O fluxo de grãos para o Irã através do Estreito de Hormuz caiu mais de 40% desde março, segundo dados de rastreamento de navios. O recado geral aponta para uma restrição de acesso a portos do país devido a sanções.
Navios carregados com grãos ou oleaginosas com destino ao porto Bandar Imam Khomeini permanecem parados no mar, sem ingressar no Golfo Persa. A última embarcação a chegar ao porto passou pelo estreito em 28 de abril, de acordo com a empresa de monitoramento Kpler.
O bloqueio americano, em vigor há vários meses, agrava a inflação de alimentos já elevada no Irã, ampliando a pressão sobre o abastecimento interno e as negociações logísticas envolvendo importações essenciais.

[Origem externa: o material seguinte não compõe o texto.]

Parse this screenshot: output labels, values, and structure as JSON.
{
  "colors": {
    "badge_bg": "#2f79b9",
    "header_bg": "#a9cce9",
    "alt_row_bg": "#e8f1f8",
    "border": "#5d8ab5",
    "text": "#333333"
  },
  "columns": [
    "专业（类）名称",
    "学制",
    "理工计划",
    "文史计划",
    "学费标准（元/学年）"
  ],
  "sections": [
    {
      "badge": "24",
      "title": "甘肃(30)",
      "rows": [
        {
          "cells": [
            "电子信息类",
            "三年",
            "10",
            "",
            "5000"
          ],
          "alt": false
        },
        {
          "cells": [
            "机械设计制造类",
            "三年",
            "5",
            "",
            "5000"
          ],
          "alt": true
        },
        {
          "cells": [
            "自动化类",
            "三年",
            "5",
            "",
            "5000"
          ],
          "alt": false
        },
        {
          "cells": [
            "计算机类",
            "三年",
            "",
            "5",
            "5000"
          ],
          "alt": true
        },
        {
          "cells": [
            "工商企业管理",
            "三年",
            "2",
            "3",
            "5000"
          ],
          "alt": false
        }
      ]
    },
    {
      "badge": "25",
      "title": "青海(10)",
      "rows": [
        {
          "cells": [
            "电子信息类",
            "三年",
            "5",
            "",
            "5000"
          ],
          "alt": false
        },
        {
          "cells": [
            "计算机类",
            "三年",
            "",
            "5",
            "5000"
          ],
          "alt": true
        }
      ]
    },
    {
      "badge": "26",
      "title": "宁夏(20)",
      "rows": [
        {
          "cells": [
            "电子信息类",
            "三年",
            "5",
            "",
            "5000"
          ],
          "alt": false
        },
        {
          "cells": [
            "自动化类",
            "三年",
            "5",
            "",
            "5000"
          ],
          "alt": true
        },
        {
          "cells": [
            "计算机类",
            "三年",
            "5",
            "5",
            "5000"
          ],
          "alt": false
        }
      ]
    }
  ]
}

Impacto logístico e inflação
A interrupção afeta diretamente o principal portal de importação de grãos do Irã. Autoridades e analistas avaliam impactos sobre preços internos, disponibilidade de insumos agrícolas e custos de transporte.
Fontes de monitoramento naval destacam que a tendência de redução de fluxo deve continuar até que haja alívio das restrições, com consequências variáveis para contratos de fornecimento e cronogramas de entrega.